Hay amistades que se quedan aunque se vayan. Hábitos de cuna que adquieren una cara más pragmática y que, al sustituirse, son ajusticiados por la nostalgia. Cuando se debaten recuerdos no se produce un juicio equitativo; lo de ahora no es mejor aún siéndolo objetivamente. Voy a pronunciar una tautología barata: no es lo mismo. Será más directo, más rentable en tiempo y dinero -concentrado en varios clics en un buffet ilimitado, a cambio de un mensualidad- pero el streaming no es el videoclub. Era el arte andante de poder elegir, la libertad de pensar entre un laberinto de estanterías donde todas las carátulas te miraban deseosas, tanto como tú a ellas. Nadie discute el ya obsoleto concepto del alquiler, pero nos hemos quedado sin elección. Hemos comprado que lo hagan por nosotros.
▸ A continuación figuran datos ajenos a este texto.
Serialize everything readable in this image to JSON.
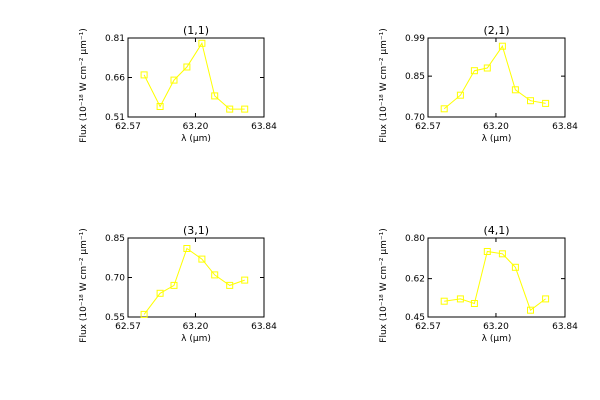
{
  "colors": {
    "series": "#ffff00",
    "axis": "#000000",
    "background": "#ffffff"
  },
  "axis_labels": {
    "xlabel": "λ (μm)",
    "ylabel": "Flux (10⁻¹⁸ W cm⁻² μm⁻¹)"
  },
  "chart_data": [
    {
      "type": "line",
      "title": "(1,1)",
      "xlabel": "λ (μm)",
      "ylabel": "Flux (10⁻¹⁸ W cm⁻² μm⁻¹)",
      "xlim": [
        62.57,
        63.84
      ],
      "ylim": [
        0.51,
        0.81
      ],
      "xticks": [
        62.57,
        63.2,
        63.84
      ],
      "xtick_labels": [
        "62.57",
        "63.20",
        "63.84"
      ],
      "yticks": [
        0.51,
        0.66,
        0.81
      ],
      "ytick_labels": [
        "0.51",
        "0.66",
        "0.81"
      ],
      "grid": false,
      "marker": "open-square",
      "series": [
        {
          "x": [
            62.72,
            62.87,
            63.0,
            63.12,
            63.26,
            63.38,
            63.52,
            63.66
          ],
          "y": [
            0.67,
            0.55,
            0.65,
            0.7,
            0.79,
            0.59,
            0.54,
            0.54
          ]
        }
      ]
    },
    {
      "type": "line",
      "title": "(2,1)",
      "xlabel": "λ (μm)",
      "ylabel": "Flux (10⁻¹⁸ W cm⁻² μm⁻¹)",
      "xlim": [
        62.57,
        63.84
      ],
      "ylim": [
        0.7,
        0.99
      ],
      "xticks": [
        62.57,
        63.2,
        63.84
      ],
      "xtick_labels": [
        "62.57",
        "63.20",
        "63.84"
      ],
      "yticks": [
        0.7,
        0.85,
        0.99
      ],
      "ytick_labels": [
        "0.70",
        "0.85",
        "0.99"
      ],
      "grid": false,
      "marker": "open-square",
      "series": [
        {
          "x": [
            62.72,
            62.87,
            63.0,
            63.12,
            63.26,
            63.38,
            63.52,
            63.66
          ],
          "y": [
            0.73,
            0.78,
            0.87,
            0.88,
            0.96,
            0.8,
            0.76,
            0.75
          ]
        }
      ]
    },
    {
      "type": "line",
      "title": "(3,1)",
      "xlabel": "λ (μm)",
      "ylabel": "Flux (10⁻¹⁸ W cm⁻² μm⁻¹)",
      "xlim": [
        62.57,
        63.84
      ],
      "ylim": [
        0.55,
        0.85
      ],
      "xticks": [
        62.57,
        63.2,
        63.84
      ],
      "xtick_labels": [
        "62.57",
        "63.20",
        "63.84"
      ],
      "yticks": [
        0.55,
        0.7,
        0.85
      ],
      "ytick_labels": [
        "0.55",
        "0.70",
        "0.85"
      ],
      "grid": false,
      "marker": "open-square",
      "series": [
        {
          "x": [
            62.72,
            62.87,
            63.0,
            63.12,
            63.26,
            63.38,
            63.52,
            63.66
          ],
          "y": [
            0.56,
            0.64,
            0.67,
            0.81,
            0.77,
            0.71,
            0.67,
            0.69
          ]
        }
      ]
    },
    {
      "type": "line",
      "title": "(4,1)",
      "xlabel": "λ (μm)",
      "ylabel": "Flux (10⁻¹⁸ W cm⁻² μm⁻¹)",
      "xlim": [
        62.57,
        63.84
      ],
      "ylim": [
        0.45,
        0.8
      ],
      "xticks": [
        62.57,
        63.2,
        63.84
      ],
      "xtick_labels": [
        "62.57",
        "63.20",
        "63.84"
      ],
      "yticks": [
        0.45,
        0.62,
        0.8
      ],
      "ytick_labels": [
        "0.45",
        "0.62",
        "0.80"
      ],
      "grid": false,
      "marker": "open-square",
      "series": [
        {
          "x": [
            62.72,
            62.87,
            63.0,
            63.12,
            63.26,
            63.38,
            63.52,
            63.66
          ],
          "y": [
            0.52,
            0.53,
            0.51,
            0.74,
            0.73,
            0.67,
            0.48,
            0.53
          ]
        }
      ]
    }
  ]
}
Cuando navego por las aguas de Netflix se me vuelven instantáneamente insondables. Hay demasiado y en su fondo muy poco. Una fosa de las Marianas irresistible para mi generación Z y a la que yo me resisto, como boomer ideológico; aquel que se vuelve inadaptado ante las nuevas tendencias no tanto por incapacidad sino porque no le da la gana. A veces la presión social me vence, la cresta de la ola me absorbe de mi huelga de hambre digital y me enfrento al producto de moda. Engullí Adolescencia en una tarde de domingo, pero no invertiré otro cubo de palomitas en El Eternauta porque son otras horas que aparco lo demás. Sacrificar tus preferencias por algo que en una semana dejará de existir.
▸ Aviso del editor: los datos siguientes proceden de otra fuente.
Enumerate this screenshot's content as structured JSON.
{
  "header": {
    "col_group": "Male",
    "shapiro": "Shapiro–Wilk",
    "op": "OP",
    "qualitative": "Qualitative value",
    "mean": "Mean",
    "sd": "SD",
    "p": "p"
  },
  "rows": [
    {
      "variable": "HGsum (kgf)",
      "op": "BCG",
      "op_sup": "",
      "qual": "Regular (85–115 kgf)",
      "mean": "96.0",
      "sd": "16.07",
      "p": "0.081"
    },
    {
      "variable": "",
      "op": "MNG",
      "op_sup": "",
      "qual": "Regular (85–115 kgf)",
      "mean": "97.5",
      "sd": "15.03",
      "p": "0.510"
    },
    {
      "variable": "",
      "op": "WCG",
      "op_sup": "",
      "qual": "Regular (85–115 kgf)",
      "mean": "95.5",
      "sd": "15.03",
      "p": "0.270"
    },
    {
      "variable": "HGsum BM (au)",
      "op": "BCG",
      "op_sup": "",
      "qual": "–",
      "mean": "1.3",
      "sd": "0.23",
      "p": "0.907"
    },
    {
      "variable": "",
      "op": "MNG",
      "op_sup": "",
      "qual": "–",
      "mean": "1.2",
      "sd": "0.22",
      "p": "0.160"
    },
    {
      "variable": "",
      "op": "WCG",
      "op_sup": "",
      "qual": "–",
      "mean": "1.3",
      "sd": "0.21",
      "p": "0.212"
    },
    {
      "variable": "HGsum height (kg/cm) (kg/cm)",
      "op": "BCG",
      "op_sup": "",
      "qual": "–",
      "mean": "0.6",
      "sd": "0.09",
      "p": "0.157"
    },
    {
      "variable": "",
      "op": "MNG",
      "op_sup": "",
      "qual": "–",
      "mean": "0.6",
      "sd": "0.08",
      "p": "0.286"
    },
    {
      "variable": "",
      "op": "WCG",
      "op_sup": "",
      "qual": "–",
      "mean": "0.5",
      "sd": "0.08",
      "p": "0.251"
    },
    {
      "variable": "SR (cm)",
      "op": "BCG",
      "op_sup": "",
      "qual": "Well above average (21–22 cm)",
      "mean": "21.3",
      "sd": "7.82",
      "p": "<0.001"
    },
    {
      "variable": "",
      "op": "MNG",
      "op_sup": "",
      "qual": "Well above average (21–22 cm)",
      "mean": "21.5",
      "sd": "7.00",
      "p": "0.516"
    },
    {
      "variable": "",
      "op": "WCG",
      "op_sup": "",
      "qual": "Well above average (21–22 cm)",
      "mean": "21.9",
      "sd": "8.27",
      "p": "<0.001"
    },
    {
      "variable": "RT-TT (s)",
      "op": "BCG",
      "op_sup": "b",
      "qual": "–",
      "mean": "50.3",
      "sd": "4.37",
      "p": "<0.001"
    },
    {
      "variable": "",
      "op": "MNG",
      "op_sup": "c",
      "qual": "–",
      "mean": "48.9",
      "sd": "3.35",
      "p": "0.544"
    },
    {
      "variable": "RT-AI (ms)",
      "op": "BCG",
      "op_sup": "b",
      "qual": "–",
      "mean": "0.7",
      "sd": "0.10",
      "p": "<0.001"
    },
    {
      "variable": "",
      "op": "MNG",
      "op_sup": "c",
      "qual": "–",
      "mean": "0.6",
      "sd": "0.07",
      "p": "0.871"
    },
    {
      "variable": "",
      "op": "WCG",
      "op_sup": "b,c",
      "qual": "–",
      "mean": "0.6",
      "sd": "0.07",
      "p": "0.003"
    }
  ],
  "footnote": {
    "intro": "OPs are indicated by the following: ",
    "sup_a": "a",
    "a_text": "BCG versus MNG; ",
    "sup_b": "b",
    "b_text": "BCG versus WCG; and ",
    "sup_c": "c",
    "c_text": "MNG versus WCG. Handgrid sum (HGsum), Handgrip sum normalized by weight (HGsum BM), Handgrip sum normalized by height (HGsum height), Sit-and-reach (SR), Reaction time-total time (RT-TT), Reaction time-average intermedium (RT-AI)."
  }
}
Continuando mi turra desde la analogía marítima: hay más plástico que no deja ver el mar. El algoritmo aparenta ayudar pero contamina tu perfil, programando tus gustos en el menú de inicio. El algoritmo es tramposo y tedioso: tramposo porque en teoría se ajusta y visualiza tus géneros para realmente posicionar las tendencias en el centro de la interfaz y que te guste lo mismo que al resto; tedioso porque cuando decides elegir por tu cuenta un título específico siempre da la casualidad que la plataforma no lo tiene, como un supermercado que solo vende congelados. Si utilizamos la herramienta JustWatch, contabilizamos 5254 películas en Netflix o 5054 en Prime Video, donde mínimo un tercio del tablero es de producción propia.
Y la víctima es el comprador, yo por ejemplo, que teniendo la mitad de las plataformas fichadas por mi cuenta bancaria cada mes la mitad de las veces veo películas fuera de ellas. Repito, eso me pasa por boomer.
Como me adelanto perdedor a llegar a una hipotética línea de meta (que nadie sabe donde está), por momentos aparco mi profesión de periodista de actualidad para no hablar de lo que hablan todos. No por hacerme el rebelde, o el interesante, sino porque el cine no es dos contadas. Me apetece recuperar clásicos, descubrir cine de nicho, del año pasado o del siglo anterior, volviéndolos potables para que a ojos del resto se recuerden importantes. Porque no hay prisa. Ahí están esperándome, perennes como en aquellas dos plantas de Franju en Calle Cervantes. Que miedo generacional nos da la antiguo, cuando lo nuevo sigue siendo descubrir que hay más películas enterradas en el pasado que a producir en el futuro. Ya me dirás de 2.500 que se producen anualmente cuantas apuntas a tu lista eterna de pendientes y cuáles ni siquiera conoces.